Style Manual
Punctuation
B.8. Titles (books, films, music,
etc.) (For software titles, see C9.9)
b8.1. Titles of the following should be italicized or underlined
to indicate to the typesetter to use italics:
- Books (The Scarlet Letter, Das Kapital)
- Plays (Henry V, The Threepenny Opera)
- Films (Gone With the Wind, Wings of Desire)
- Periodicals (Scandinavian Studies, Film Comment, The Express-Times)
- Collections of poetry (Leaves of Grass, Diving
Into the Wreck)
- Operas and oratorios (Don Giovanni, Messiah)
- Paintings (Starry Night, I Saw the Figure 5 in Gold)
- Dance Pieces
- Exhibits (John Kim's exhibit Machine Dreams)
- Statues, Drawings, and other works of art
- Television continuing series (PBS's Sesame Street, Masterpiece Theater, A Biography of America)
b8.2. Titles of the following should be in quotation marks:
- Short stories ("Big Two-Hearted River," "Victory
Over Japan")
- Essays/addresses ("When We Dead Awaken," "The
American Scholar")
- Periodical articles ("Ford to City: Drop Dead")
- Individual poems ("Song of Myself," "The
Red Wheelbarrow")
- Songs/short musical compositions ("Don't Give Up,"
"Clair de Lune")
- Television/radio shows (unless a series-see above) ("X-Files"); also individual episodes such as "Death on the Hill," an episode of "Hill Street Blues."
b8.3 Titles in upper and lower case:
- Academic courses (Contemporary Religious Issues, Solid State
Physics)
For First-Year Seminar or Values and Science/Technology Seminar see a2.2.

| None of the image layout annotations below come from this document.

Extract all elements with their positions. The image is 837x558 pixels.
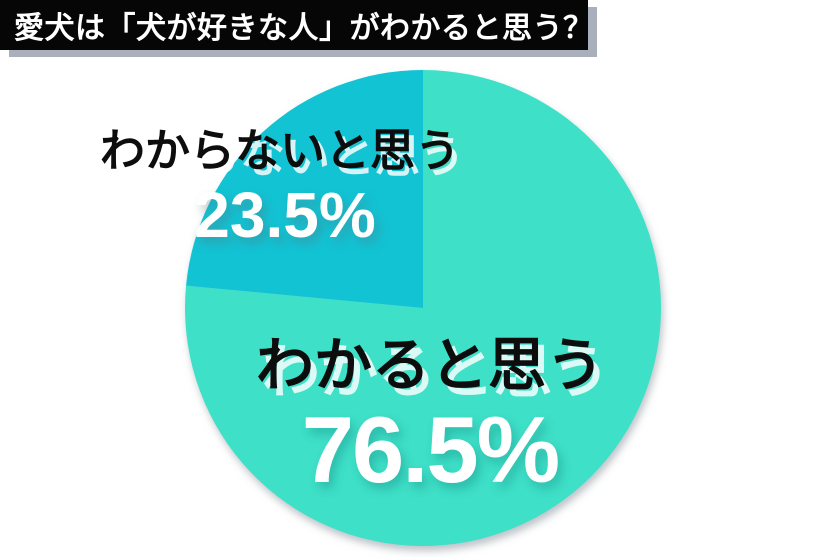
slice-label-unknown: わからないと思う	[99, 125, 460, 176]
pie-slice-1	[186, 70, 423, 308]
page-title: 愛犬は「犬が好きな人」がわかると思う？	[14, 12, 594, 45]
pie-slice-0	[185, 70, 662, 547]
slice-value-known: 76.5%	[301, 397, 561, 502]
slice-value-unknown: 23.5%	[194, 179, 376, 251]
slice-label-known: わかると思う	[255, 333, 604, 398]
title-banner: 愛犬は「犬が好きな人」がわかると思う？	[0, 0, 593, 50]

b8.4. Musical compositions with a title made up of a form and a key are
not italicized; rather, the form and key are capitalized without quotation
marks (Symphony no. 3 in C Major; Sonata in E-flat Minor). (Note:
In musical texts, minor keys are all lower case, major keys are upper case, and the words "major" "minor" are omitted. [Sonata in E-flat])
b8.5. Descriptive titles for well-known musical compositions are italicized
if the works are long (Dvorak's New World Symphony; Mussorgsky's Pictures
at an Exhibition) and placed in quotation marks if the works are short (Bach's
Prelude and Fugue in E-flat ["St. Anne"]) or ("Jesu Joy of Man's Desiring").
NOTE: In a publication in which many titles of musical compositions are mentioned, all may be italicized regardless of length but be sure this is done consistently
throughout. Williams Center for the Arts season brochure uses upper case for "no." in symphony titles.